Aussi, la société d’État explique que les analyses complémentaires portant sur les enjeux de dragages et sur la possibilité qu’un autre navire, le NM Saaremaa, soit affecté à la traverse n’ont pas été concluantes.
Le lancement d’un appel d’intérêt sera aussi lancé en janvier 2024 afin de déterminer si un autre armateur pourrait assurer, pour le compte de la STQ, les opérations et le dragage sur le site actuel de la traverse de Rivière-du-Loup.
« Depuis le tout début, nous voulons nous assurer d’une démarche neutre et rigoureuse qui permettra la meilleure décision possible. La STQ prend ce dossier très au sérieux et met à profit toute son expertise maritime pour conseiller le gouvernement et assurer que les données recueillies soient les plus précises possibles. Nous travaillons en étroite collaboration avec Mme Guilbault et Mme Dionne afin de nous assurer que la meilleure décision possible soit rendue », a commenté Greta Bédard.

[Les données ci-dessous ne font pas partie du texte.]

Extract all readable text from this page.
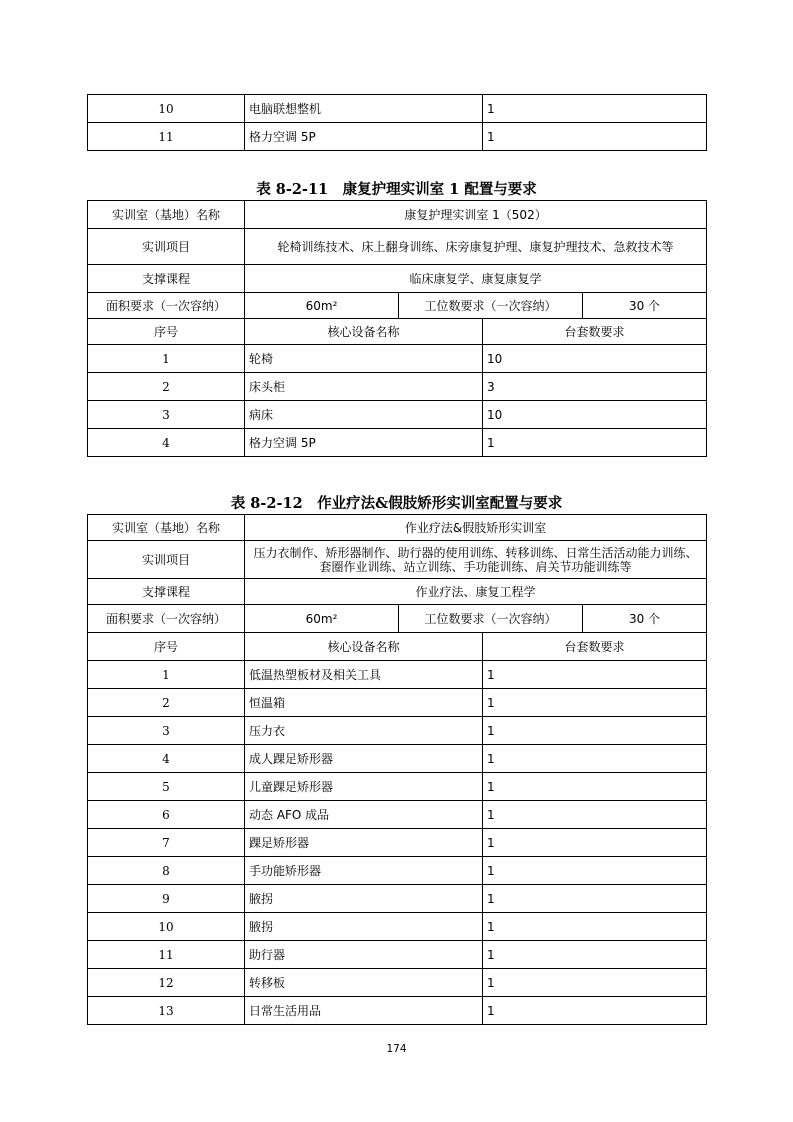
10	电脑联想整机	1
11	格力空调 5P	1
表 8-2-11　康复护理实训室 1 配置与要求
实训室（基地）名称	康复护理实训室 1（502）			
实训项目	轮椅训练技术、床上翻身训练、床旁康复护理、康复护理技术、急救技术等			
支撑课程	临床康复学、康复康复学			
面积要求（一次容纳）	60m²	工位数要求（一次容纳）		30 个
序号	核心设备名称		台套数要求	
1	轮椅		10	
2	床头柜		3	
3	病床		10	
4	格力空调 5P		1	
表 8-2-12　作业疗法&假肢矫形实训室配置与要求
实训室（基地）名称	作业疗法&假肢矫形实训室			
实训项目	压力衣制作、矫形器制作、助行器的使用训练、转移训练、日常生活活动能力训练、套圈作业训练、站立训练、手功能训练、肩关节功能训练等			
支撑课程	作业疗法、康复工程学			
面积要求（一次容纳）	60m²	工位数要求（一次容纳）		30 个
序号	核心设备名称		台套数要求	
1	低温热塑板材及相关工具		1	
2	恒温箱		1	
3	压力衣		1	
4	成人踝足矫形器		1	
5	儿童踝足矫形器		1	
6	动态 AFO 成品		1	
7	踝足矫形器		1	
8	手功能矫形器		1	
9	腋拐		1	
10	腋拐		1	
11	助行器		1	
12	转移板		1	
13	日常生活用品		1	
174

Un deuxième appel d’intérêt sera toutefois lancé en janvier 2024 pour déterminer si un autre armateur pourrait assurer, pour le compte de la STQ, les opérations et le dragage sur le site actuel de la traverse de Rivière-du-Loup.
« L’appel d’intérêt est la dernière pierre à retourner pour nous assurer que la décision soit profitable pour notre région. L’objectif étant d’assurer la pérennité du service de traversier entre le Bas-Saint-Laurent et Charlevoix à long terme ».